Le vent les fouetta quand ils
arrivèrent au col de l'homme mort. La neige ne tombait pas mais ils
sentaient qu'elle arrivait. Quiloma regardait le chemin qui partait
vers son pays. Les nuages qui se précipitaient sous l'effet du vent
étaient porteurs des grandes tempêtes. La mission allait devenir
problématique. Ses souvenirs de blizzards remontèrent à son
esprit. Sa phalange avait été prise dans une de ses tempêtes
fréquentes en cette période de l'année. Ils avaient dû leur
salut, à leur cohésion et à la capacité de construire un abri
malgré le vent et les précipitations. Cela avait duré plusieurs
jours. Simple chef de quart, il avait ramené son groupe entier. Il
n'avait eu qu'un blessé sérieux qui avait perdu ses pieds par le
froid. Jorohery arriva à sa hauteur. Il regarda aussi les lourds
nuages noirs. Sans un mot, il fit un tour sur lui-même semblant
scruter les lointains.
- Par là ! dit-il en désignant le
versant le plus exposé.
Quiloma fit la grimace mais ne dit
rien.
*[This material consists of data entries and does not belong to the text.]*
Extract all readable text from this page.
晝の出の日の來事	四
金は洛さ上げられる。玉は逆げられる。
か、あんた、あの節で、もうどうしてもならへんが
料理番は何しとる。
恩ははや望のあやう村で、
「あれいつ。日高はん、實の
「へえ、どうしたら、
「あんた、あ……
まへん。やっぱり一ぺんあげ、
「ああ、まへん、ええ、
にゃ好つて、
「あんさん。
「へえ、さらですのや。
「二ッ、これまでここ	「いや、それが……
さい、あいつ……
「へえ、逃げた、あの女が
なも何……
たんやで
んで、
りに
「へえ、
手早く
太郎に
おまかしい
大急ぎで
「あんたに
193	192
Les dix hommes suivirent sans un mot. La végétation était
quasi inexistante. Le vent arrivait par rafale, déstabilisant la
glisse. Seul Jorohery ne semblait pas concerné. Il avançait droit
comme un jeune sapin pendant que ceux qui le suivaient luttaient
contre les coups de vents latéraux. La neige se mit à tomber. La
lumière déjà pauvre, diminua encore. Quiloma bénéficiait un peu
de la protection qui entourait Jorohery. Celui-ci semblait être dans
une bulle autour de laquelle les éléments passaient sans le
toucher. Quiloma sentait ses hommes souffrir derrière. La paroi
était raide et le vent fort. Mais on était en chasse, il fallait
serrer les dents.
Quand ils firent une pause derrière le
maigre abri d'un bouquet de sapin, Quiloma vit qu'il manquait un
homme. Jorohery regardait toujours vers la combe plus bas.
- Ne traînons pas, Prince Neuvième,
je sens le crammplac par là.
- Un homme est tombé en traversant
l'à-pic.
- Il en reste neuf et tu as choisi les
meilleurs. Alors continuons, dit-il en repartant.
Quiloma regarda ses hommes essoufflés
qui, penchés sur leurs lances-bâtons, reprenaient leur respiration.
Il vit briller dans leurs yeux des éclairs de haine.
La course reprit. Jorohery en tête
semblait encore voler sur la neige. Derrière Quiloma et ses neuf
hommes luttaient contre un vent et un grésil devenus violents. Plus
haut, hors de leurs vues limitées par les lunettes de protection en
bois, un regard rouge au-dessus d'un museau noir les observait.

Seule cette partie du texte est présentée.